De maio de 2012 até março de 2018, quase 42 mil ideias legislativas já haviam sido cadastradas no site. Entre as que conseguiram o apoio necessário, 47 ideias estão em avaliação na CDH, 17 não foram acatadas e 11 foram convertidas em Projeto de Lei do Senado (PLS) ou Proposta de Emenda à Constituição (PEC).
Nasceram de sugestões legislativas a PEC 41, que estabelece o fim do auxílio-moradia para juízes, deputados e senadores; e a PEC 51/2017, para acabar com os impostos sobre consoles e jogos para videogames produzidos no Brasil. Ambas aguardam o fim da intervenção militar no Rio de Janeiro, pois nesse período não pode haver mudanças na Constituição.

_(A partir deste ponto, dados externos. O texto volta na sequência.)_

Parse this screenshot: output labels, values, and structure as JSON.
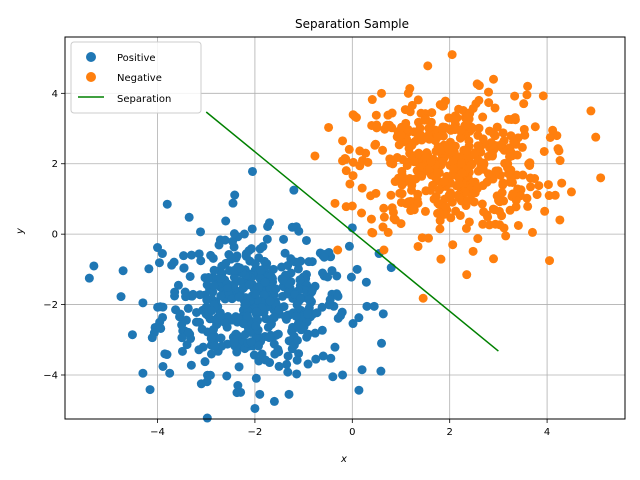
{
  "chart_data": {
    "type": "scatter",
    "title": "Separation Sample",
    "xlabel": "x",
    "ylabel": "y",
    "xlim": [
      -5.9,
      5.6
    ],
    "ylim": [
      -5.25,
      5.6
    ],
    "x_ticks": [
      -4,
      -2,
      0,
      2,
      4
    ],
    "y_ticks": [
      -4,
      -2,
      0,
      2,
      4
    ],
    "grid": true,
    "legend_position": "top-left",
    "series": [
      {
        "name": "Positive",
        "color": "#1f77b4",
        "kind": "scatter",
        "center": [
          -2,
          -2
        ],
        "spread": 0.95,
        "count": 500,
        "points": [
          [
            -5.4,
            -1.25
          ],
          [
            -4.3,
            -3.95
          ],
          [
            -4.3,
            -1.95
          ],
          [
            -3.75,
            -3.95
          ],
          [
            -3.8,
            0.85
          ],
          [
            -3.35,
            0.48
          ],
          [
            -2.45,
            0.88
          ],
          [
            -2.05,
            1.78
          ],
          [
            -1.2,
            1.25
          ],
          [
            0.0,
            0.18
          ],
          [
            0.55,
            -0.55
          ],
          [
            0.8,
            -0.95
          ],
          [
            -4.05,
            -2.65
          ],
          [
            -4.0,
            -0.38
          ],
          [
            -3.9,
            -0.55
          ],
          [
            -3.85,
            -3.4
          ],
          [
            -3.1,
            -4.25
          ],
          [
            -2.0,
            -4.95
          ],
          [
            -1.9,
            -4.55
          ],
          [
            -1.6,
            -4.75
          ],
          [
            -1.3,
            -4.55
          ],
          [
            -0.4,
            -4.05
          ],
          [
            0.2,
            -3.85
          ],
          [
            0.6,
            -3.1
          ],
          [
            0.3,
            -2.05
          ],
          [
            0.45,
            -2.05
          ],
          [
            -0.2,
            -4.0
          ],
          [
            -2.35,
            -4.3
          ],
          [
            0.1,
            -1.0
          ],
          [
            -0.75,
            -3.55
          ]
        ]
      },
      {
        "name": "Negative",
        "color": "#ff7f0e",
        "kind": "scatter",
        "center": [
          2,
          2
        ],
        "spread": 0.95,
        "count": 500,
        "points": [
          [
            1.55,
            4.78
          ],
          [
            2.05,
            5.1
          ],
          [
            2.9,
            4.4
          ],
          [
            3.6,
            4.2
          ],
          [
            4.9,
            3.5
          ],
          [
            5.1,
            1.6
          ],
          [
            4.05,
            -0.75
          ],
          [
            2.35,
            -1.15
          ],
          [
            2.9,
            -0.7
          ],
          [
            0.65,
            -0.45
          ],
          [
            -0.3,
            -0.45
          ],
          [
            0.4,
            0.05
          ],
          [
            1.35,
            -0.35
          ],
          [
            3.15,
            -0.05
          ],
          [
            4.2,
            2.8
          ],
          [
            0.6,
            4.0
          ],
          [
            1.15,
            4.0
          ],
          [
            -0.2,
            2.65
          ],
          [
            -0.15,
            2.15
          ],
          [
            0.05,
            3.35
          ],
          [
            4.5,
            1.2
          ],
          [
            4.3,
            1.45
          ],
          [
            0.0,
            0.8
          ],
          [
            1.0,
            0.3
          ],
          [
            3.7,
            0.05
          ],
          [
            2.6,
            3.8
          ],
          [
            3.95,
            0.65
          ],
          [
            0.5,
            3.1
          ],
          [
            1.8,
            0.15
          ],
          [
            3.35,
            3.25
          ]
        ]
      }
    ],
    "line": {
      "name": "Separation",
      "color": "#008000",
      "x": [
        -3.0,
        3.0
      ],
      "y": [
        3.47,
        -3.32
      ]
    }
  }
}
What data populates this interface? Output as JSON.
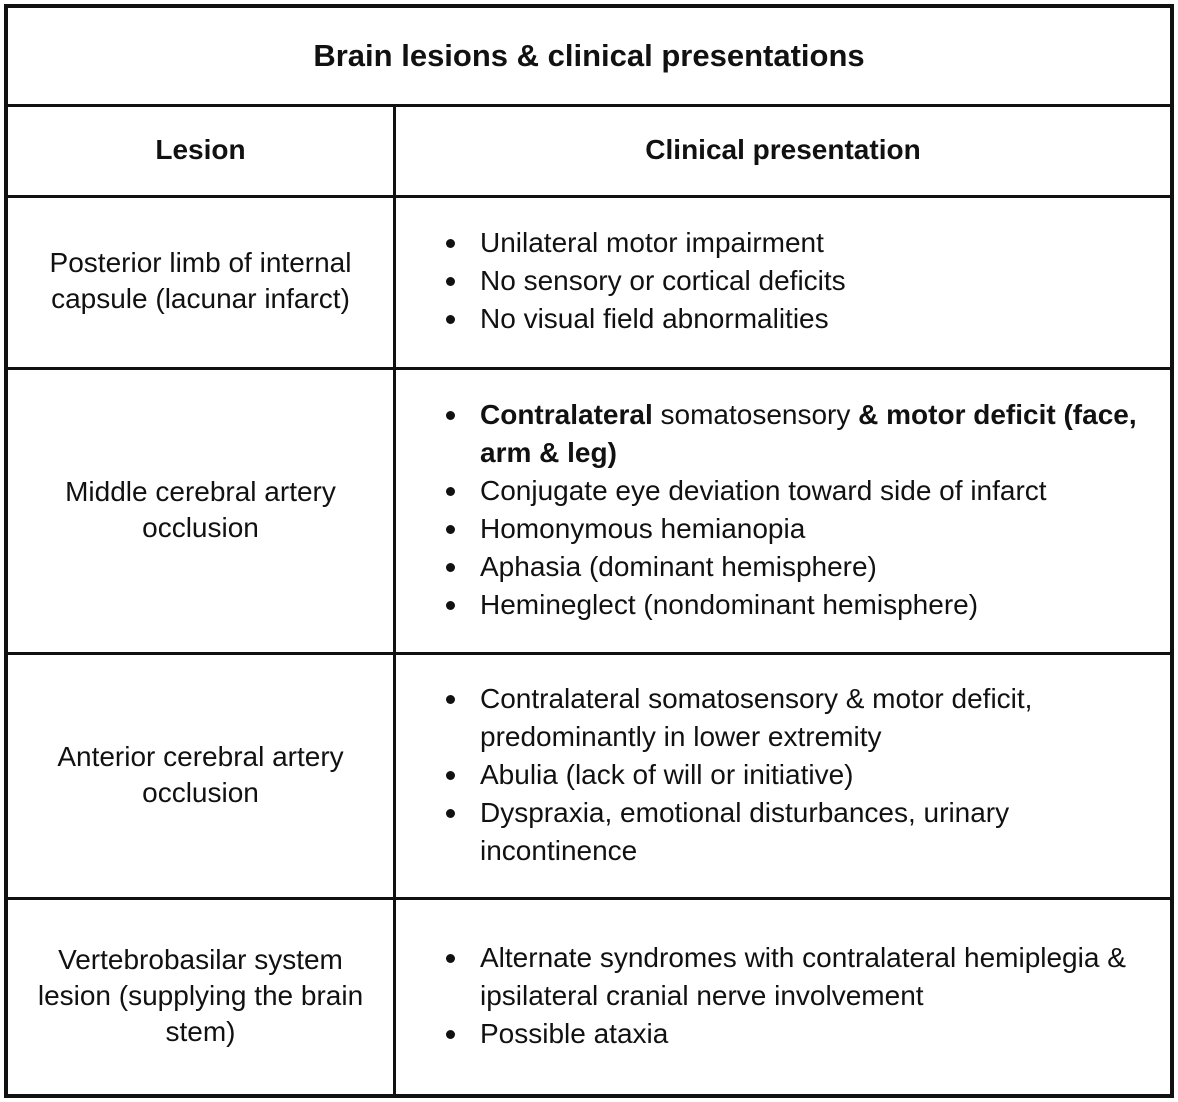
{
  "table": {
    "title": "Brain lesions & clinical presentations",
    "headers": {
      "lesion": "Lesion",
      "presentation": "Clinical presentation"
    },
    "rows": [
      {
        "lesion": "Posterior limb of internal capsule (lacunar infarct)",
        "items": [
          "Unilateral motor impairment",
          "No sensory or cortical deficits",
          "No visual field abnormalities"
        ]
      },
      {
        "lesion": "Middle cerebral artery occlusion",
        "first_item": {
          "bold1": "Contralateral",
          "normal": " somatosensory ",
          "bold2": "& motor deficit (face, arm & leg)"
        },
        "items": [
          "Conjugate eye deviation toward side of infarct",
          "Homonymous hemianopia",
          "Aphasia (dominant hemisphere)",
          "Hemineglect (nondominant hemisphere)"
        ]
      },
      {
        "lesion": "Anterior cerebral artery occlusion",
        "items": [
          "Contralateral somatosensory & motor deficit, predominantly in lower extremity",
          "Abulia (lack of will or initiative)",
          "Dyspraxia, emotional disturbances, urinary incontinence"
        ]
      },
      {
        "lesion": "Vertebrobasilar system lesion (supplying the brain stem)",
        "items": [
          "Alternate syndromes with contralateral hemiplegia & ipsilateral cranial nerve involvement",
          "Possible ataxia"
        ]
      }
    ]
  }
}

Algumas das ideias legislativas que viraram projetos de lei são: a que proíbe expressamente o corte ou a diminuição da velocidade por consumo de dados nos serviços de internet de Banda Larga Fixa (PLS 100/2017); a que cria Centros de Atendimento Integral para Autistas pelo SUS nos estados brasileiros (PLS 169/2018); e a que propõe a descriminalização do cultivo da Cannabis para uso próprio (PLS 514/2017).
Mais de 15 sugestões, oriundas de ideias enviadas por cidadãos, não foram acatadas por motivos diversos durante votação na CDH. Entre elas, a ideia que causou muita polêmica ao propor a classificação do Funk como crime de saúde pública contra crianças, adolescentes e a família (SUG 17/2017); a que pede o fim do Estatuto do Desarmamento (SUG 4/2017); e a que propõe a redução da maioridade penal para 15 anos em crimes de estupro e assassinato (SUG 12/2017).
Após a votação na CDH, uma ideia do cidadão transformada em proposição legislativa segue para exame de outras comissões, se for o caso, e para a decisão final: arquivamento, promulgação, envio à Câmara dos Deputados ou à Presidência da República.